The students said they faced a constant torrent of anti-gay slurs due to their actual or perceived sexual orientation. They also said they were choked, shoved, urinated on and even stabbed with a pencil.

The students said an 18-year-old “gag rule” adopted by the district hampered the efforts of teachers to end the harassment and stigmatized gay and lesbian students.The policy required staff to stay neutral on LGBT topics in school. The policywas replaced in February with a new policy that requires district staff to affirm the dignity and self-worth of all students, including LGBT students.

Among other things, the settlement requires the District to:

  • Retain an Equity Consultant to provide a systemic review and recommend any needed revisions to district policies related to harassment, as well as district procedures relating to the investigation and response to incidents of harassment, parental notification, and tracking of harassment incidents.
  • Hire a Title IX/Equity Coordinator to implement district policies and procedures, monitor complaints, ensure that district administrators and staff adhere to sex and sexual orientation-based discrimination laws, and identify trends and common areas of concern.
  • Work with the Equity Consultant and Title IX Coordinator/Equity Coordinator to develop improved and effective trainings on harassment for all students and employees who interact with students.
  • Ensure that a counselor or other qualified mental health professional to be available during school hours for students in need.
  • Hire a mental health consultant to review and access current practices in the district relating to assisting students who are subject to harassment.
  • Provide additional specificity to further strengthen the District’s annual anti-bullying survey.
  • Expand the district’s harassment-prevention task force formed the summer of 2011 to advise the district regarding how to best foster a positive educational climate for all students.
  • Work with the Equity Consultant to further identify hot spots in district schools where harassment is or becomes problematic, including outdoor locations and on school buses, and work with the Equity Consultant to develop actions that better align with a safe, welcoming school environment.
  • Require District personnel  to investigate, address, and respond appropriately to every harassment incident, whether reported (verbally or in writing) by the harassed student, a witness, a parent, or any other individual; observed by any District employee; or brought to the District’s attention by any other means;
  • Provide contact information, including the physical address, phone number and email address, for the District’s Title IX Coordinator and Equity Coordinator.
  • Develop procedures for parental notifications that are sensitive to a student’s right of privacy regarding his or her real or perceived orientation or gender identity.
  • Provide a link on the school web site to an incident reporting form and allow direct electronic submission of complaints.

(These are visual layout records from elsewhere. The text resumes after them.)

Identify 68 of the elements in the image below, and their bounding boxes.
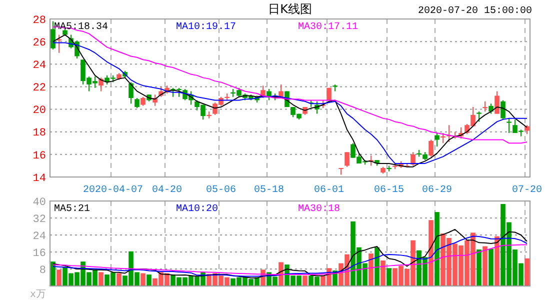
candlestick: [140, 96, 146, 106]
text: MA30:17.11: [298, 22, 358, 33]
bar: [476, 249, 482, 286]
line-series: [52, 244, 528, 276]
candlestick: [410, 152, 416, 166]
bar: [56, 270, 62, 286]
bar: [116, 273, 122, 286]
y-axis-title: x万: [30, 289, 46, 300]
candlestick: [476, 111, 482, 122]
chart-subtitle: 2020-07-20 15:00:00: [418, 6, 532, 17]
bar: [488, 248, 494, 286]
candlestick: [344, 152, 350, 168]
x-tick-label: 06-29: [422, 185, 452, 196]
series-label: MA5:18.34: [54, 22, 108, 33]
bar: [494, 236, 500, 286]
candlestick: [482, 100, 488, 112]
x-tick-label: 2020-04-07: [82, 185, 144, 196]
bar: [50, 262, 56, 286]
y-tick-label: 32: [32, 214, 46, 226]
chart-title: 日K线图: [268, 2, 312, 16]
candlestick: [128, 82, 134, 104]
bar: [374, 247, 380, 286]
bar: [98, 272, 104, 286]
line-series: [52, 228, 528, 278]
candlestick: [428, 139, 434, 158]
candlestick: [440, 132, 446, 144]
y-tick-label: 26: [32, 37, 46, 50]
line-series: [52, 236, 528, 277]
y-tick-label: 24: [32, 60, 46, 72]
y-tick-label: 14: [32, 172, 46, 185]
text: MA5:21: [54, 204, 90, 215]
candlestick: [50, 20, 56, 50]
y-tick-label: 40: [32, 196, 46, 209]
candlestick: [134, 98, 140, 109]
y-tick-label: 28: [32, 14, 46, 27]
text: MA10:20: [176, 204, 218, 215]
bar: [146, 274, 152, 286]
bar: [140, 273, 146, 286]
text: MA10:19.17: [176, 22, 236, 33]
candlestick: [434, 132, 440, 148]
x-tick-label: 06-15: [374, 185, 404, 196]
bar: [524, 258, 530, 286]
x-tick-label: 04-20: [152, 185, 182, 196]
y-tick-label: 24: [32, 230, 46, 243]
bar: [434, 212, 440, 286]
candlestick: [524, 124, 530, 135]
text: MA30:18: [298, 204, 340, 215]
bar: [302, 276, 308, 286]
y-tick-label: 16: [32, 248, 46, 260]
candlestick: [488, 103, 494, 114]
bar: [368, 253, 374, 286]
bar: [428, 220, 434, 286]
candlestick: [494, 90, 500, 114]
x-tick-label: 06-01: [314, 185, 344, 196]
y-tick-label: 22: [32, 82, 46, 95]
x-tick-label: 05-06: [206, 185, 236, 196]
bar: [380, 260, 386, 286]
x-tick-label: 05-18: [254, 185, 284, 196]
bar: [278, 262, 284, 286]
y-tick-label: 8: [39, 264, 46, 277]
bar: [386, 268, 392, 286]
bar: [482, 246, 488, 286]
candlestick: [506, 118, 512, 134]
y-tick-label: 20: [32, 105, 46, 118]
y-tick-label: 16: [32, 150, 46, 162]
y-tick-label: 18: [32, 128, 46, 140]
candlestick: [500, 100, 506, 120]
x-tick-label: 07-20: [512, 185, 542, 196]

Harassment was defined in the federal lawsuit as ” … the use of derogatory language, intimidation, and threats; unwanted physical contact and/or physical violence, or the use of derogatory language and images in graffiti, pictures or drawings, notes, e-mails, electronic postings and/or phone messages related to a person’s membership in a protected class.”

The lawsuits will be dismissed with the district denying fault or wrongdoing.

Federal investigators reviewed more than 7,000 district documents and included interviews with more than 60 individuals, including current and former students, parents, district staff, teachers and administrators.